3
votes

I'm using Ruby to implement Naive Bayes. I need to classify a text into a category (I have 4 different categories).

I tried to optimize it in several ways, but none seems to work. I removed the "Stopwords", did Stemmer in the words, parameterized, etc.

I did the training with 170 text data. But when I try to predict a new text, the result is often wrong. All 4 categories have a very similar probability at the end.

What else could I do to improve accuracy?

The code looks like this:

require 'nbayes'
require 'csv'
require 'active_support/all'
require 'lingua/stemmer'

def remove_stopwords(list)
  stopwords_array = []

  CSV.foreach("stopwords.csv") do |row|
    stopwords_array << row[0]
  end

  list - stopwords_array
end

def stemmer_array(list)
  stemmer = Lingua::Stemmer.new(:language => "pt")
  list.map {|x| stemmer.stem(x)}
end

def prepare_string(text)
  list = text.parameterize.split('-')
  list = remove_stopwords(list)
  stemmer_array(list)
end

nbayes = NBayes::Base.new

CSV.foreach("contacts.csv") do |row|
  if row[7] != "{:value=>nil, :label=>nil}"
    nbayes.train(prepare_string("#{row[4]} #{row[5]}"), row[7])
  end
end

new_text = "TEXT TO PREDICT"

result = nbayes.classify(prepare_string(new_text))

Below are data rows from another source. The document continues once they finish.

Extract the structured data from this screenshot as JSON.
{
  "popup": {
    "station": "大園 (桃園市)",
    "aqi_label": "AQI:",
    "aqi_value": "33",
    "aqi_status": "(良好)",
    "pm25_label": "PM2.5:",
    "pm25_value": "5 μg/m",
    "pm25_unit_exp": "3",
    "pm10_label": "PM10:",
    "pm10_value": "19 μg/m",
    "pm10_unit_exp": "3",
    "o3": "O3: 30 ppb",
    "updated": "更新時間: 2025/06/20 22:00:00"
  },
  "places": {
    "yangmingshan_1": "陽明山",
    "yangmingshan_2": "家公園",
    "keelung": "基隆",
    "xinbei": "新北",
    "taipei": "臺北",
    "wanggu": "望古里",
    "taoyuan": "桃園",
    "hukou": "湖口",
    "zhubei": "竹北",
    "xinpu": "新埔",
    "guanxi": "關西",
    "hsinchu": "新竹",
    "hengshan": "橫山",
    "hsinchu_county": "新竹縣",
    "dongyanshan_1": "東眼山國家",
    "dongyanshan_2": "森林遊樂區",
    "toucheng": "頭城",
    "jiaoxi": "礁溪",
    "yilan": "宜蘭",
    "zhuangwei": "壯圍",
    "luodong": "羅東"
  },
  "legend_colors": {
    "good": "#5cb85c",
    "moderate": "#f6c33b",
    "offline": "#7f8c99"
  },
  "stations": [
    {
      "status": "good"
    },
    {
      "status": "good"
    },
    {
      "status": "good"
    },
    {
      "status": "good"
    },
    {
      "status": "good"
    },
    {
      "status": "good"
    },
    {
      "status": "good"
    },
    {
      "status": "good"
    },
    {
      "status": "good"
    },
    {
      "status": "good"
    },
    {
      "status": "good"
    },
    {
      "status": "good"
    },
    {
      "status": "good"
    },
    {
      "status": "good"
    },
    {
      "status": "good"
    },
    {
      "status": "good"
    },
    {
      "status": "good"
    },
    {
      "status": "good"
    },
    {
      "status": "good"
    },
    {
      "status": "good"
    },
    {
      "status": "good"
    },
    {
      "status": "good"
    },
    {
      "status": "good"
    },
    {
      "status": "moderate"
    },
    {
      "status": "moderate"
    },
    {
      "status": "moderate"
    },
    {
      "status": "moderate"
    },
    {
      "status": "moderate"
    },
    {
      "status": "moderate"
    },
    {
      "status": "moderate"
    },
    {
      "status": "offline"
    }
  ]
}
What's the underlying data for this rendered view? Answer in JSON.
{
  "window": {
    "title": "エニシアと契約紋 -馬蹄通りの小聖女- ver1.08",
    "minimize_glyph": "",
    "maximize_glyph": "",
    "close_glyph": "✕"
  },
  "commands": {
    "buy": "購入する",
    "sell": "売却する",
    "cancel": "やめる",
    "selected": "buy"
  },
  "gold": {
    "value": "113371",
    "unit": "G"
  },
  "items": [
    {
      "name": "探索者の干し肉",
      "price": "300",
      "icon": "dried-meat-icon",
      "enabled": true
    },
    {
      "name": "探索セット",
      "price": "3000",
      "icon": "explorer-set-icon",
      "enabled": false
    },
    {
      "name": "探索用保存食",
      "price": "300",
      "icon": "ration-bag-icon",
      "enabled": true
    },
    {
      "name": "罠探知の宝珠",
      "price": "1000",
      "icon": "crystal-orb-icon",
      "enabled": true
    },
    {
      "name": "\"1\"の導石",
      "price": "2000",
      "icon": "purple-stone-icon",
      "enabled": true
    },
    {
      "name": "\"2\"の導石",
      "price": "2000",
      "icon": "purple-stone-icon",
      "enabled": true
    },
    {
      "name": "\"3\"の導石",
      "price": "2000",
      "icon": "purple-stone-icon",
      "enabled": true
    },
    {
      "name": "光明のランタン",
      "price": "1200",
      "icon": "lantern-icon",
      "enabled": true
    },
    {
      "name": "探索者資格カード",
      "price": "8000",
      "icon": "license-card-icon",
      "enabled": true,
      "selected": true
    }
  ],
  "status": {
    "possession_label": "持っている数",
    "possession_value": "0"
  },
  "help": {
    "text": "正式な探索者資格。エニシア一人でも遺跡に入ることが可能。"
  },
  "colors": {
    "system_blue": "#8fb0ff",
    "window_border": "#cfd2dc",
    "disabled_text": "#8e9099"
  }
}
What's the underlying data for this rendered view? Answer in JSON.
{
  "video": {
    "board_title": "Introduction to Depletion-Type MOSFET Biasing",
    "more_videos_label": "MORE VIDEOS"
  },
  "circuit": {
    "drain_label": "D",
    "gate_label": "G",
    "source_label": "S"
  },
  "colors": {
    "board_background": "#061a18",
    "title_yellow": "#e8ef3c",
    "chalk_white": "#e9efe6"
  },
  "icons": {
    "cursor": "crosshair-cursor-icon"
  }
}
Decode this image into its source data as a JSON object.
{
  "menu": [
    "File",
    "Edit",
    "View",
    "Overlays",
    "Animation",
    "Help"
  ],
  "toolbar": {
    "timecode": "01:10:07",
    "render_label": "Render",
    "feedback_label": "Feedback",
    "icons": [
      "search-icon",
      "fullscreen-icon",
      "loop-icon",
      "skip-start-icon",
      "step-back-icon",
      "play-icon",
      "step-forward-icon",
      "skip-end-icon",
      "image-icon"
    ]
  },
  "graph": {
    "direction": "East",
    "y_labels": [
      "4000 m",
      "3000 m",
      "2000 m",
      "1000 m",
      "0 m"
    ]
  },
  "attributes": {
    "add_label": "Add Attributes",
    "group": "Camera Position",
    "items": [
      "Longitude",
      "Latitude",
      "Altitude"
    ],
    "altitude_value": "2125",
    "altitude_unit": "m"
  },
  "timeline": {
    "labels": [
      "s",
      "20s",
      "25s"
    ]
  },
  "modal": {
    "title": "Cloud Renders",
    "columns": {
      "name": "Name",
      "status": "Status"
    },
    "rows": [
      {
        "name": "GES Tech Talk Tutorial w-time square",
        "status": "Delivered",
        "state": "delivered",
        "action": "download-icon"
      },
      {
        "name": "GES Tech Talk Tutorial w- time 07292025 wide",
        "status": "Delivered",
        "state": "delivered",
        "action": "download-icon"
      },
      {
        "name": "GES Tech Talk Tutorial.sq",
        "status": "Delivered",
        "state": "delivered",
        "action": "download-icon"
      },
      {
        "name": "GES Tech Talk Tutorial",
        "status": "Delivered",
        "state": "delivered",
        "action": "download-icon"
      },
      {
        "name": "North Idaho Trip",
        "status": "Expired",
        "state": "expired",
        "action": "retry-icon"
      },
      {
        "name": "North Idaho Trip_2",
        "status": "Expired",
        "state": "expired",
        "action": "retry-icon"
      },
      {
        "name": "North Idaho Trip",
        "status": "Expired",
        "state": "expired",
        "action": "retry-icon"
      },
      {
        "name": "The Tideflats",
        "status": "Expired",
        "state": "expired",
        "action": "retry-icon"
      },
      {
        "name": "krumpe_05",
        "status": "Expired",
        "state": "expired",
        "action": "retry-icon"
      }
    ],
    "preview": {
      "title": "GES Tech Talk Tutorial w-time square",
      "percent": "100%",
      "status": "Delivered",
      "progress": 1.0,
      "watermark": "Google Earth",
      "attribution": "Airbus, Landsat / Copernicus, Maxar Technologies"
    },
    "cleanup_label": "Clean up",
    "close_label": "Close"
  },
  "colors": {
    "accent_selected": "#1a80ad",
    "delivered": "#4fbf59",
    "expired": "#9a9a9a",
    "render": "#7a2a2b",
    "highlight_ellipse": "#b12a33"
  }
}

puts "Text: #{new_text}\n\n"

puts "´´´´´´´´´´´´´´´´´´´´´´´"
puts "Prediction: #{result.max_class}\n\n"
puts "´´´´´´´´´´´´´´´´´´´´´´´"
1
170 items just isn't enough data...cs95
Like Coldspeed said, 170 is likely not enough.. also you haven't told us what the categories are.. depending on how easy/difficult it is to separate them, the task might be very difficult even with large datasets. Also, "similar probabilities" at the end is meaningless. Typically naive bayes will return very low scores for all categories. (and btw, they aren't class probabilities - they are probabilities of observing the text given the class, that is why the score is so low). What matters is the category with the highest value, i.e: the class that was the most likely to generate the text.Pascal Soucy

1 Answers

0
votes

The dataset is very less to train a text classification model. Also be sure to check the distribution of target variables. As you mentioned there are 4-classes make sure that there's no class imbalance. For example if you have 100 data points for a single class and remaining data points for 3 different classes in that case your model will give such kind of output (where all the predicted classes belong to 1 class). Also plot a confusion matrix to see actually how good your model is performing.